Jeffrey Lurie: 8-8 And Reid Is Out
It may not have been his intention going in, but Jeffrey Lurie defined the level of success he needs to see in 2012 in order to keep Andy Reid as his head coach. At a minimum, this team has to be .500 for Reid to keep his job.
Lurie, at his annual state of the team address, reiterated that he expects to see a substantially improved team from last season.
Would an 8-8 record, a reporter asked, be good enough for the longtime head coach to come back?
“No, it would not,” Lurie replied.
As a follow-up, Lurie was asked if there are any qualifiers to that statement.
“You just have to make the best decisions you can after the season,” Lurie responded. “As I said, 8-8 was unacceptable.
“I’m not going to make blanket statements, but I really wanted to try and explain to you that 8-8 was unacceptable. I guess if two-thirds of the team is not playing, or…there’s always exceptions, but that was a really unacceptable outcome.”
Reid’s contract runs through 2013. Lurie added that there will be no extension given or decisions made regarding Reid’s contract in-season.
And with that, we jump into the 2012 Eagles campaign.
Speaking in the bowels of Lincoln Financial field in front of the preseason finale against the Jets, Lurie spent much of the time throwing his support around the head coach, particularly in light of the family tragedy that Reid is going through. Lurie said he felt a personal responsibility to be there for the Reids this year, and that the city has responded by rallying around the coach.
“The team, the organization, the players and our fans, the Philadelphia community, have been galvanized to support this family. It’s an unmentionable pain that they are going through,” said Lurie. “It provides a terrific sense of common purpose to have everybody so wanting this to be successful. It’s kind of like ‘Team Andy.’ We so much want this to work out in a great way and maximize the talent we have. And I think we’ll know at the end of the season whether that unity has occurred, and whether that common purpose that we all share and excitement for the season that we all share, comes to fruition. But there’s a real opportunity for success.”
Still, Lurie said that the NFL is a business, and Reid will be evaluated purely as a coach.
“There’s no question that we need substantial improvement. We have a very good team I think on paper, and paper doesn’t get you that far if you can’t maximize it,” said Lurie. “I’m so excited about this season, I think everybody in this organization and this fan base is very excited, but it’s a difficult league and you have to beat the teams that are also very good.”
Reid’s agent, Bob Lamonte, recently suggested that his client would be the Eagles’ head coach as long as he wanted, or at least as long as Lurie was the owner. Lurie immediately issued a statement throwing cold water on that notion. He had this to say about it on Thursday.
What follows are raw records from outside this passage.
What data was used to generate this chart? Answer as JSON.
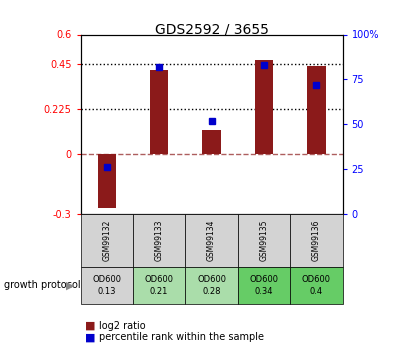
{
  "title": "GDS2592 / 3655",
  "categories": [
    "GSM99132",
    "GSM99133",
    "GSM99134",
    "GSM99135",
    "GSM99136"
  ],
  "log2_ratio": [
    -0.27,
    0.42,
    0.12,
    0.47,
    0.44
  ],
  "percentile_rank": [
    26,
    82,
    52,
    83,
    72
  ],
  "bar_color": "#8B1A1A",
  "dot_color": "#0000CC",
  "left_ylim": [
    -0.3,
    0.6
  ],
  "right_ylim": [
    0,
    100
  ],
  "left_yticks": [
    -0.3,
    0,
    0.225,
    0.45,
    0.6
  ],
  "left_yticklabels": [
    "-0.3",
    "0",
    "0.225",
    "0.45",
    "0.6"
  ],
  "right_yticks": [
    0,
    25,
    50,
    75,
    100
  ],
  "right_yticklabels": [
    "0",
    "25",
    "50",
    "75",
    "100%"
  ],
  "hlines_dotted": [
    0.225,
    0.45
  ],
  "hline_dashed_val": 0,
  "protocol_label": "growth protocol",
  "protocol_values": [
    "OD600\n0.13",
    "OD600\n0.21",
    "OD600\n0.28",
    "OD600\n0.34",
    "OD600\n0.4"
  ],
  "protocol_colors": [
    "#d3d3d3",
    "#aaddaa",
    "#aaddaa",
    "#66cc66",
    "#66cc66"
  ],
  "legend_items": [
    "log2 ratio",
    "percentile rank within the sample"
  ],
  "legend_colors": [
    "#8B1A1A",
    "#0000CC"
  ]
}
“That’s not the way I operate,” said Lurie. “We have a very set philosophy. We don’t talk publicly about contracts with coaches; we don’t talk about the performance of the key executives and coaches. We don’t do that. And there would never have been a situation where I would make a commitment that was not philosophically consistent with what I’ve always done, which is be very analytical and stand back and make judgments.
“It’s the nature of the coaching profession. It’s not the most stable profession.”
Lamonte also threw out the idea of Reid transitioning to the front office at some point. Lurie said that he and Reid have never discussed the idea.